Discussions on the history and historiography of Australia's New England

Wednesday, December 17, 2008

New England's Aborigines - The work of Professor Peter Austin on linguistics

OLYMPUS DIGITAL CAMERA         In looking at the history of New England's indigenous peoples, I wish I knew more about linguistics. I also wish that I was sitting in a university with access to all its on-line resources rather than a very crowded home back-office.

I was searching around trying to find information on the the Ngarabal (also: Ngoorabul, Ngarabul, Ngoorabal) people who occupied the area around Glen Innes. They appear on my tribal language map but I know very little about them. In doing so, I stumbled across the work of Professor Peter Austin (photo) from London University's School of Oriental and African Studies. You will find his bio here.

Professor Austin played a major role in documenting Kamilaroi (Gamilaraay) and in the development of the on-line dictionary on the language. He has also written extensively on Aboriginal languages in general.

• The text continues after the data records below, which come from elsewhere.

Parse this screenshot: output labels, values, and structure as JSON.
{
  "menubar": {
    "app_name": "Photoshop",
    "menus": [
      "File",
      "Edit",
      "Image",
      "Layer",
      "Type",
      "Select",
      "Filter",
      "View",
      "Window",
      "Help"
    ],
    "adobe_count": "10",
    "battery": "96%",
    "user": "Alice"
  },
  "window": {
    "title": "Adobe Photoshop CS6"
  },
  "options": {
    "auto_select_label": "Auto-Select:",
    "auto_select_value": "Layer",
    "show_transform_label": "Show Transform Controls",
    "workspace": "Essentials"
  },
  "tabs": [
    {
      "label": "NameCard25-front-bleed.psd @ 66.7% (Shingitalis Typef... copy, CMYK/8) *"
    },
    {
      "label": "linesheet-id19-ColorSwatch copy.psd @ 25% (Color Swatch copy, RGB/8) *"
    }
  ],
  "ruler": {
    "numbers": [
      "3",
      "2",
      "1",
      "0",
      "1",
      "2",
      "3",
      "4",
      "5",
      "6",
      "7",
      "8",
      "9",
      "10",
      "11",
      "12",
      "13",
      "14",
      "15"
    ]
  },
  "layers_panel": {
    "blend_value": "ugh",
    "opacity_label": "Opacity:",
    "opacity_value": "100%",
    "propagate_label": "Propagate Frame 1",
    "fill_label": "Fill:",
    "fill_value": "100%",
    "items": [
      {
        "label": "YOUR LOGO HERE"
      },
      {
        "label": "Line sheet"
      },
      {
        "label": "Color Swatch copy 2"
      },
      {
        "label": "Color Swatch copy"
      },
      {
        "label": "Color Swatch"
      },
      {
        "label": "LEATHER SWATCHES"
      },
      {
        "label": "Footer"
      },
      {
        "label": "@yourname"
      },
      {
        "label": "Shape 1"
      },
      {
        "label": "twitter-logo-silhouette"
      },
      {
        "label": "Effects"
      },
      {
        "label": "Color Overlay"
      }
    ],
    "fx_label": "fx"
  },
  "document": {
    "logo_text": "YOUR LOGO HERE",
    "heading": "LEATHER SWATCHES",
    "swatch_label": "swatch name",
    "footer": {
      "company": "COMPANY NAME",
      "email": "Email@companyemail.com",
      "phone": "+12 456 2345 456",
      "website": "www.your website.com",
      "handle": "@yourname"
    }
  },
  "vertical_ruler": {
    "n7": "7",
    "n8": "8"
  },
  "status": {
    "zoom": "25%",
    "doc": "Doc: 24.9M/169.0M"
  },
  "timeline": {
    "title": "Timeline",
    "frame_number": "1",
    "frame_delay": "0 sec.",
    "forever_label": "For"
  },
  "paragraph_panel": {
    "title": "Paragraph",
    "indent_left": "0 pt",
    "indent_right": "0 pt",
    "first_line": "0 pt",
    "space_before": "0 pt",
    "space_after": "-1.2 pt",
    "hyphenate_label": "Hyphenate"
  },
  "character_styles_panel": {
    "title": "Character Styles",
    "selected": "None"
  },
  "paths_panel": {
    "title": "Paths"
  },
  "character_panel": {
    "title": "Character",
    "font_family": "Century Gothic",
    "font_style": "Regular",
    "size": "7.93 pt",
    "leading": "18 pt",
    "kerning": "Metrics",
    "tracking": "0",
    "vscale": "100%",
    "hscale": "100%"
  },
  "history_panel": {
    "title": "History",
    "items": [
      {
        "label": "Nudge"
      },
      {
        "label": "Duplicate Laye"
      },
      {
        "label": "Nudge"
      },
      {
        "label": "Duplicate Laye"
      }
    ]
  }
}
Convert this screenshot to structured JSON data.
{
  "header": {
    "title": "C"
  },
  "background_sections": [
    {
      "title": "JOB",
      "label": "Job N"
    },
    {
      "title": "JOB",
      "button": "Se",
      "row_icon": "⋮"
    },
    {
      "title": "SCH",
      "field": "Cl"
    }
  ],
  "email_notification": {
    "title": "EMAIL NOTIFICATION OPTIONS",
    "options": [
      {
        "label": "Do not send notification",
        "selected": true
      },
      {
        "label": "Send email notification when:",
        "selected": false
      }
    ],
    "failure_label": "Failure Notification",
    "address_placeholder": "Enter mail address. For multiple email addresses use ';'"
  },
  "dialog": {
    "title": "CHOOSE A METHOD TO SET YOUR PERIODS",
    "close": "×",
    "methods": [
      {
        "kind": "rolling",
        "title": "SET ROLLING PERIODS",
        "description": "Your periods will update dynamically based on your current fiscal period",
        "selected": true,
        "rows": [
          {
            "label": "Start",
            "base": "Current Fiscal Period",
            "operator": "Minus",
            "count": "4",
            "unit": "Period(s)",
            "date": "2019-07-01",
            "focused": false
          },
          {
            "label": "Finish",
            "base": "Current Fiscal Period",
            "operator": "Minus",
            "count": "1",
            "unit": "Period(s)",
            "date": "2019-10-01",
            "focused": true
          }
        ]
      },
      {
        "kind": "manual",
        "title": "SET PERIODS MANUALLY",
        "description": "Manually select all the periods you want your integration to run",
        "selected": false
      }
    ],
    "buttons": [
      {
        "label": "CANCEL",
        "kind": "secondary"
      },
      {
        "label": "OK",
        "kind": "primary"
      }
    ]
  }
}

Professor Austin's bio provides details as to his research. You will also find copies of some of his papers here. This includes a paper providing a brief history of research into the Kamilaroi language.

I will comment later on some of the things that his work tells us about the history of New England's Aborigines. For the moment, I simply wanted to make the information available to a broader audience.

Postscript

In one of those wonderful pleasures of blogging, Peter Austin picked up the link and left the following comment on this post:

Jim,

Thanks for your kind remarks highlighting my research on Gamilaraay and other Australian Aboriginal languages. This work could not have been completed without the contribution of many Aboriginal people in the north-west of NSW, and several linguist colleagues, including David Nathan, with whom I developed the on-line dictionary. John Giacon continues important research on New England languages -- see here.

Nice, isn't it? If you follow the second link through, you can actually hear Gamilaraay spoken

1 comment:

Jim Belshaw said...

This was a rather wonderful response, Peter. Among other things, you gave me access to a whole series of things that I did not know. I will bring your comment up on the main post and some links on other blogs.